Comme la paille balayée par le vent

Jour 14

17h05 a sonné. Vendredi soir. On s’est posés trois minutes dans la salle des profs et on a dit ouf. Ouf à une des périodes sans doute les plus denses de l’année entre les conseils de classe, les rencontres avec tous les parents, les appréciations de bulletins et surtout la gestion du quotidien. Les punitions, celles dont on se passerait bien mais qu’on ne peut pas laissé passer.
Le respect. De soi. Des autres. De tous. Mon leitmotiv, le nôtre, celle d’une équipe, dans mon petit collège de campagne. Touché, touché aussi, me dit-on parfois, touché par ces mains qui blessent, ces regards qui jugent, ces mots qui insultent. On aimerait qu’il en soit autrement parce qu’à la campagne quand même, c’est pas la banlieue. Non, bien sûr. En est-il autrement pourtant sur une cour de récré, dans les couloirs d’un collège, entre les bureaux des classes ? Blessures, jugements, insultes. On en oublierait presque les fous-rires, les parties de foot endiablées, les tapes amicales sur l’épaule. Les jolis mots.

17h05 a sonné. Vendredi soir. On s’est dit à lundi pour la dernière semaine avant Noël. Enfin Noël. On va le souffler ce petit vent dans le collège la semaine prochaine. On accrochera quelques guirlandes aux fenêtres lundi, notre cuistot leur prépare des surprises pour leurs midis de cantine, elle leur montrera les Noëls d’ailleurs, il dessinera des cartes de vœux avec eux, on lira les Noëls des écrivains, on se regardera notre premier film au ciné-club du collège, on ira à la célé de Noël, nombreux. Et on chantera tous. Ensemble.

Vent de Noël. Il n’y a pas de naïveté, non. Les mains qui blessent, les regards qui jugent, les mots qui insultent ne seront pas balayés d’un seul revers de jolis moments.
Pourtant, je le sais. Un vent comme une envie d’être mieux ensemble soufflera. Nous le soufflerons aussi.

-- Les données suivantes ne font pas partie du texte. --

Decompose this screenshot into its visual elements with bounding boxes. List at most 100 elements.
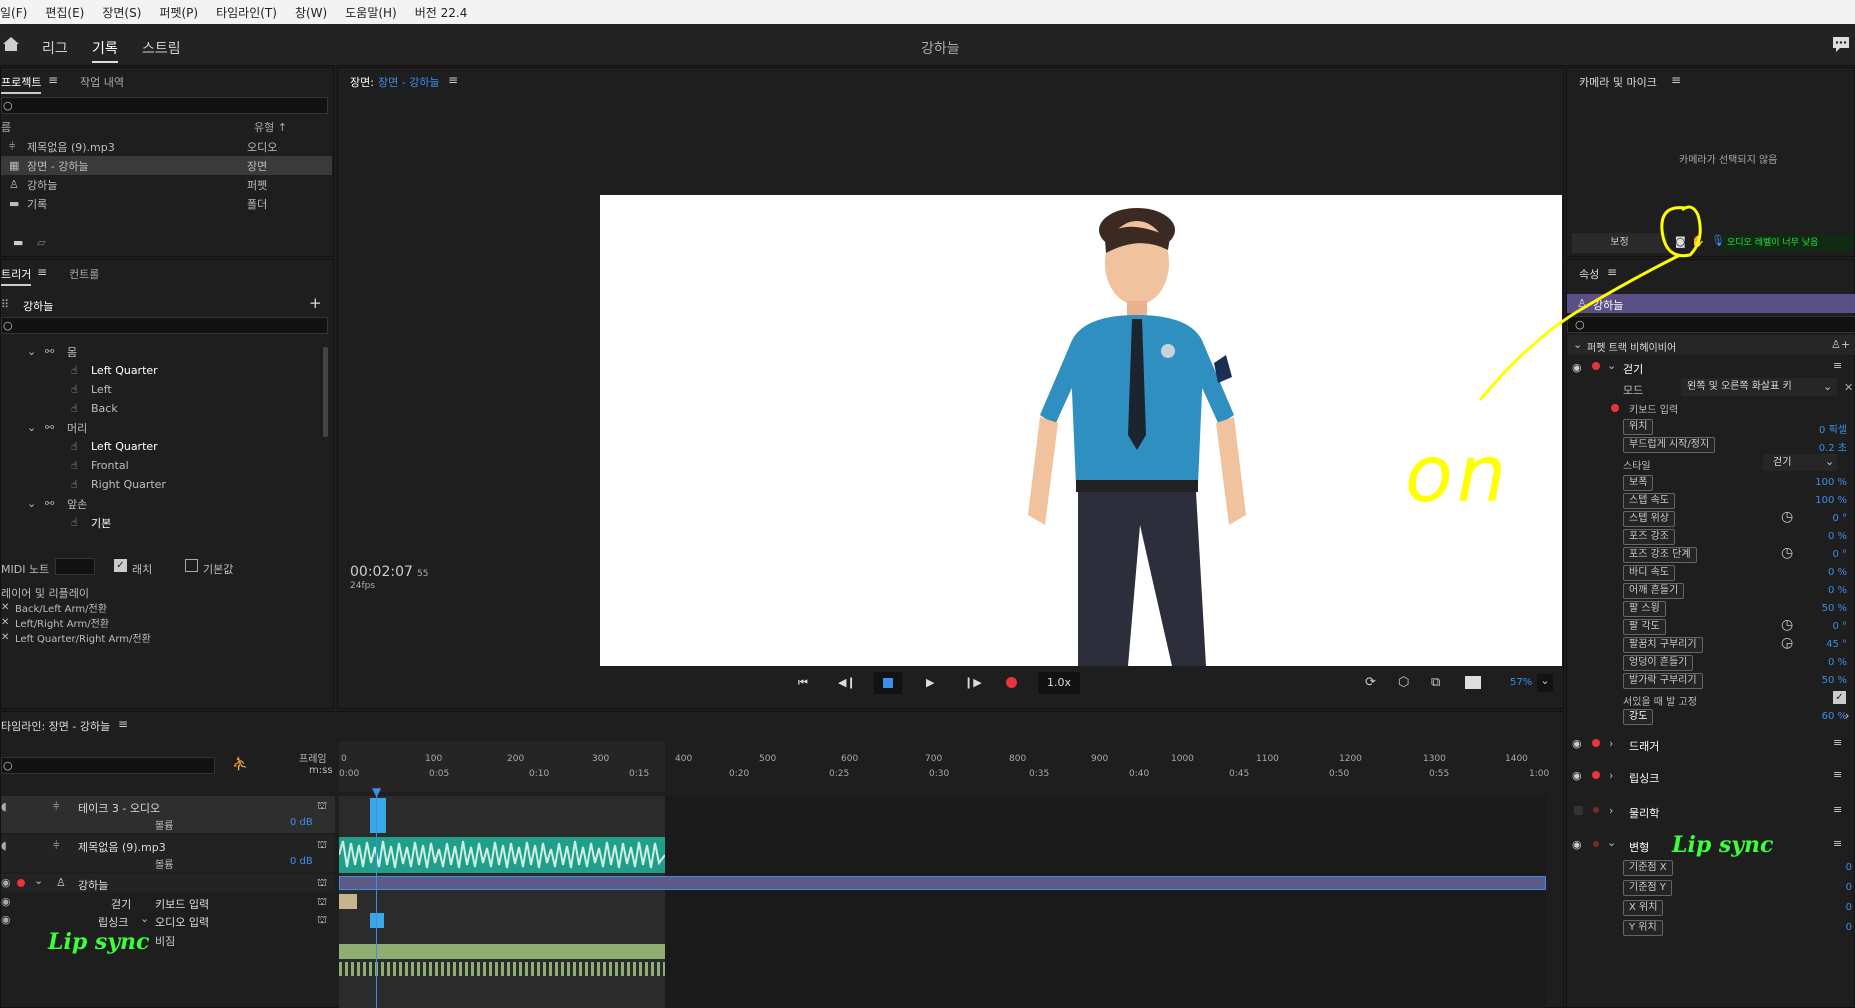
track-header-take[interactable]: ◖ ⫩ 테이크 3 - 오디오 볼륨 0 dB ⛫ [1,796,335,833]
add-icon[interactable]: + [309,294,322,312]
param-row[interactable]: 어깨 흔들기 0 % [1567,582,1847,600]
play-icon[interactable]: ▶ [926,676,934,689]
col-name-header[interactable]: 름 [1,119,11,135]
list-item[interactable]: ▦ 장면 - 강하늘 장면 [1,156,332,175]
tab-stream[interactable]: 스트림 [142,38,181,58]
track-area[interactable] [339,796,1546,1008]
zoom-level[interactable]: 57% [1510,677,1532,688]
param-row[interactable]: Y 위치 0 [1567,919,1852,937]
param-row[interactable]: 강도 60 % [1567,708,1847,726]
tab-controls[interactable]: 컨트롤 [69,266,99,282]
dial-icon[interactable]: ◷ [1781,617,1793,633]
param-row[interactable]: X 위치 0 [1567,899,1852,917]
lock-icon[interactable]: ⛫ [317,913,327,928]
speaker-icon[interactable]: ◖ [1,800,7,813]
timeline-ruler[interactable]: 0 100 200 300 400 500 600 700 800 900 10… [339,734,1549,792]
project-search-input[interactable]: ○ [1,97,328,114]
scrollbar[interactable] [323,347,328,437]
behavior-lipsync[interactable]: ◉ › 립싱크 ≡ [1567,767,1855,787]
visibility-icon[interactable]: ◉ [1572,769,1582,782]
midi-note-input[interactable] [55,558,95,575]
trigger-group-hand[interactable]: ⌄ ⚯ 앞손 [1,494,87,513]
tab-triggers[interactable]: 트리거 [1,266,32,286]
list-item[interactable]: ♙ 강하늘 퍼펫 [1,175,332,194]
tab-rig[interactable]: 리그 [42,38,68,58]
chat-icon[interactable] [1832,36,1850,52]
trigger-item[interactable]: ☝ 기본 [1,513,111,532]
playhead-line[interactable] [376,796,377,1008]
swap-item[interactable]: ✕ Left/Right Arm/전환 [1,615,109,630]
close-icon[interactable]: ✕ [1,632,15,643]
trigger-item[interactable]: ☝ Left [1,380,112,399]
add-behavior-icon[interactable]: ♙+ [1831,338,1850,351]
chevron-right-icon[interactable]: › [1845,709,1849,722]
refresh-icon[interactable]: ⟳ [1365,675,1376,690]
menu-icon[interactable]: ≡ [1671,73,1681,87]
list-item[interactable]: ▬ 기록 폴더 [1,194,332,213]
close-icon[interactable]: ✕ [1,617,15,628]
close-icon[interactable]: ✕ [1844,381,1853,394]
step-forward-icon[interactable]: ❙▶ [964,676,982,689]
menu-timeline[interactable]: 타임라인(T) [216,4,277,21]
menu-edit[interactable]: 편집(E) [45,4,84,21]
mesh-icon[interactable]: ⬡ [1398,675,1409,690]
lock-icon[interactable]: ⛫ [317,838,327,853]
param-row[interactable]: 팔꿈치 구부리기 ◶ 45 ° [1567,635,1847,654]
track-header-mp3[interactable]: ◖ ⫩ 제목없음 (9).mp3 볼륨 0 dB ⛫ [1,835,335,872]
param-row[interactable]: 엉덩이 흔들기 0 % [1567,654,1847,672]
menu-icon[interactable]: ≡ [1833,768,1842,781]
snap-icon[interactable]: ⛹ [232,757,248,772]
dial-icon[interactable]: ◶ [1781,635,1793,651]
lock-icon[interactable]: ⛫ [317,895,327,910]
arm-record-icon[interactable] [17,879,25,887]
visibility-icon[interactable]: ◉ [1,913,11,926]
record-icon[interactable] [1006,677,1017,688]
trigger-item[interactable]: ☝ Right Quarter [1,475,166,494]
scene-name[interactable]: 장면 - 강하늘 [378,74,440,90]
mp3-audio-clip[interactable] [339,837,665,873]
timeline-search-input[interactable]: ○ [1,757,215,774]
track-header-puppet[interactable]: ◉ ⌄ ♙ 강하늘 ⛫ [1,874,335,892]
behavior-physics[interactable]: › 물리학 ≡ [1567,802,1855,822]
menu-help[interactable]: 도움말(H) [345,4,397,21]
arm-record-icon[interactable] [1593,807,1599,813]
puppet-track-bar[interactable] [339,876,1546,890]
playhead-icon[interactable]: ▼ [372,785,381,799]
param-row[interactable]: 기준점 Y0 [1567,879,1852,897]
step-back-icon[interactable]: ◀❙ [838,676,856,689]
chevron-down-icon[interactable]: ⌄ [140,912,149,925]
visibility-icon[interactable]: ◉ [1,876,11,889]
menu-icon[interactable]: ≡ [1833,803,1842,816]
lock-icon[interactable]: ⛫ [317,876,327,891]
param-row[interactable]: 바디 속도 0 % [1567,564,1847,582]
swap-item[interactable]: ✕ Back/Left Arm/전환 [1,600,107,615]
trigger-item[interactable]: ☝ Back [1,399,118,418]
param-row[interactable]: 발가락 구부리기 50 % [1567,672,1847,690]
lipsync-take[interactable] [370,913,384,928]
arm-record-icon[interactable] [1592,739,1600,747]
param-row[interactable]: 기준점 X0 [1567,859,1852,877]
playback-speed[interactable]: 1.0x [1038,672,1080,694]
plant-feet-checkbox[interactable]: ✓ [1833,691,1846,704]
chevron-down-icon[interactable]: ⌄ [1537,674,1553,692]
chevron-down-icon[interactable]: ⌄ [34,874,43,887]
visibility-icon[interactable]: ◉ [1572,838,1582,851]
background-icon[interactable] [1465,676,1481,689]
list-item[interactable]: ⫩ 제목없음 (9).mp3 오디오 [1,137,332,156]
walk-take[interactable] [339,894,357,909]
menu-window[interactable]: 창(W) [295,4,327,21]
menu-icon[interactable]: ≡ [1833,736,1842,749]
arm-record-icon[interactable] [1592,771,1600,779]
visibility-icon[interactable]: ◉ [1572,737,1582,750]
close-icon[interactable]: ✕ [1,602,15,613]
new-folder-icon[interactable]: ▬ [13,236,23,249]
arm-record-icon[interactable] [1593,841,1599,847]
tab-history[interactable]: 작업 내역 [80,74,124,90]
trigger-item[interactable]: ☝ Left Quarter [1,361,158,380]
latch-checkbox[interactable]: ✓ [114,559,127,572]
menu-icon[interactable]: ≡ [448,73,458,87]
viseme-track[interactable] [339,944,665,959]
track-walk[interactable]: ◉ 걷기 키보드 입력 ⛫ [1,893,335,911]
export-frame-icon[interactable]: ⧉ [1431,675,1440,690]
viseme-frames[interactable] [339,962,665,976]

Les chemins difficiles, les paroles mauvaises, les regards méchants ne seront pas comme la paille résolument balayés par le vent de Noël. Un instant, on fera un peu plus de place au verbe aimer, à son Verbe peut-être. Sans fioritures, sans guimauves dégoulinantes de bons sentiments, sans faux-semblants.
17h05 a sonné. Un vendredi soir qui espère et qui rend possible Noël dans un tout petit collège, à la campagne.

Noël sera là. Comme toujours.

Jour 14
Donne-nous Seigneur de marcher vers Toi chaque jour. De poser la Lumière de Noël dans chacune de nos heures. De ne pas attendre Noël pour aimer.